Trakya’da mısır ve ayçiçeği tarlaları gördüm. Ayçiçeğini bilmem ama mısır verimli bir tarım değildir.


 
Çok uzun yollardan geçtim, gördüğüm seraların sayısı 10’u geçmez. Binlercesini görmek isterdim.

Tarım konusunda İsrail’den ibret ve ders alamaz mıyız?

Hayvancılığımızın durumu da parlak değil.

Devletin çalışamayan, ihtiyar, hasta, kimsesiz vatandaşlara yardım etmesi elbette iyi bir şeydir. Çalışabileceklere yardım etmesi ise kötüdür. Tembelliğe, asalaklığa yok açar.

Türkiye bir tüketim ülkesi değil, bir üretim ülkesi olmalıdır.

Bunu yapabilmek için püriten Fütüvvet ahlakının hâkim olması gerekir.

Ekti biçti üretti sattı, hayvan yetiştirdi, zengin oldu. İlk işi inci kakmalı lüks telefon almak, otomobil almak, lüks bir eve sahip olmak... Bu kafayla kalkınma olmaz.

Ziraatin tamamen bitmiş olduğu bir orman köyünden geçtik.
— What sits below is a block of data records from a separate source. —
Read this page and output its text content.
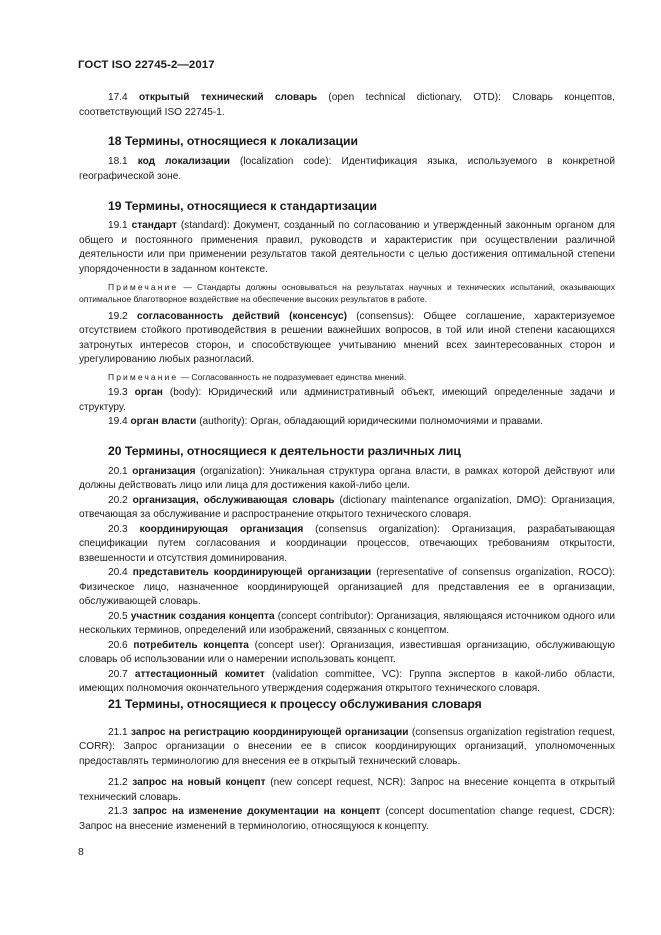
ГОСТ ISO 22745-2—2017

17.4 открытый технический словарь (open technical dictionary, OTD): Словарь концептов, соответствующий ISO 22745-1.

18 Термины, относящиеся к локализации

18.1 код локализации (localization code): Идентификация языка, используемого в конкретной географической зоне.

19 Термины, относящиеся к стандартизации

19.1 стандарт (standard): Документ, созданный по согласованию и утвержденный законным органом для общего и постоянного применения правил, руководств и характеристик при осуществлении различной деятельности или при применении результатов такой деятельности с целью достижения оптимальной степени упорядоченности в заданном контексте.

Примечание — Стандарты должны основываться на результатах научных и технических испытаний, оказывающих оптимальное благотворное воздействие на обеспечение высоких результатов в работе.

19.2 согласованность действий (консенсус) (consensus): Общее соглашение, характеризуемое отсутствием стойкого противодействия в решении важнейших вопросов, в той или иной степени касающихся затронутых интересов сторон, и способствующее учитыванию мнений всех заинтересованных сторон и урегулированию любых разногласий.

Примечание — Согласованность не подразумевает единства мнений.

19.3 орган (body): Юридический или административный объект, имеющий определенные задачи и структуру.

19.4 орган власти (authority): Орган, обладающий юридическими полномочиями и правами.

20 Термины, относящиеся к деятельности различных лиц

20.1 организация (organization): Уникальная структура органа власти, в рамках которой действуют или должны действовать лицо или лица для достижения какой-либо цели.

20.2 организация, обслуживающая словарь (dictionary maintenance organization, DMO): Организация, отвечающая за обслуживание и распространение открытого технического словаря.

20.3 координирующая организация (consensus organization): Организация, разрабатывающая спецификации путем согласования и координации процессов, отвечающих требованиям открытости, взвешенности и отсутствия доминирования.

20.4 представитель координирующей организации (representative of consensus organization, ROCO): Физическое лицо, назначенное координирующей организацией для представления ее в организации, обслуживающей словарь.

20.5 участник создания концепта (concept contributor): Организация, являющаяся источником одного или нескольких терминов, определений или изображений, связанных с концептом.

20.6 потребитель концепта (concept user): Организация, известившая организацию, обслуживающую словарь об использовании или о намерении использовать концепт.

20.7 аттестационный комитет (validation committee, VC): Группа экспертов в какой-либо области, имеющих полномочия окончательного утверждения содержания открытого технического словаря.

21 Термины, относящиеся к процессу обслуживания словаря

21.1 запрос на регистрацию координирующей организации (consensus organization registration request, CORR): Запрос организации о внесении ее в список координирующих организаций, уполномоченных предоставлять терминологию для внесения ее в открытый технический словарь.

21.2 запрос на новый концепт (new concept request, NCR): Запрос на внесение концепта в открытый технический словарь.

21.3 запрос на изменение документации на концепт (concept documentation change request, CDCR): Запрос на внесение изменений в терминологию, относящуюся к концепту.

8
Küçük bakkalcıkta bira şişeleri görünüyordu.

Her yerde Coca Cola var ama, hakikî köy yoğurdundan bir bardak ayran bulup içemezsiniz.

Bendeniz ütopya üretmiyorum, hayalperest değilim, gerçekçi bir insanım. Ziraat ve hayvancılıkta ülkemizi Japonya, Tayvan, Çin, Çin Hindi ülkeleri, Avrupa seviyesine çıkartmamız gerekiyor.

Yapılabilirlik diye bir kavram var.  Ülkemizde ne kadar ziraat yapılabilirse işte onu yapmamız gerekir. Ne kadar hayvan yetiştirilebilirse o kadar yetiştirmemiz gerekir.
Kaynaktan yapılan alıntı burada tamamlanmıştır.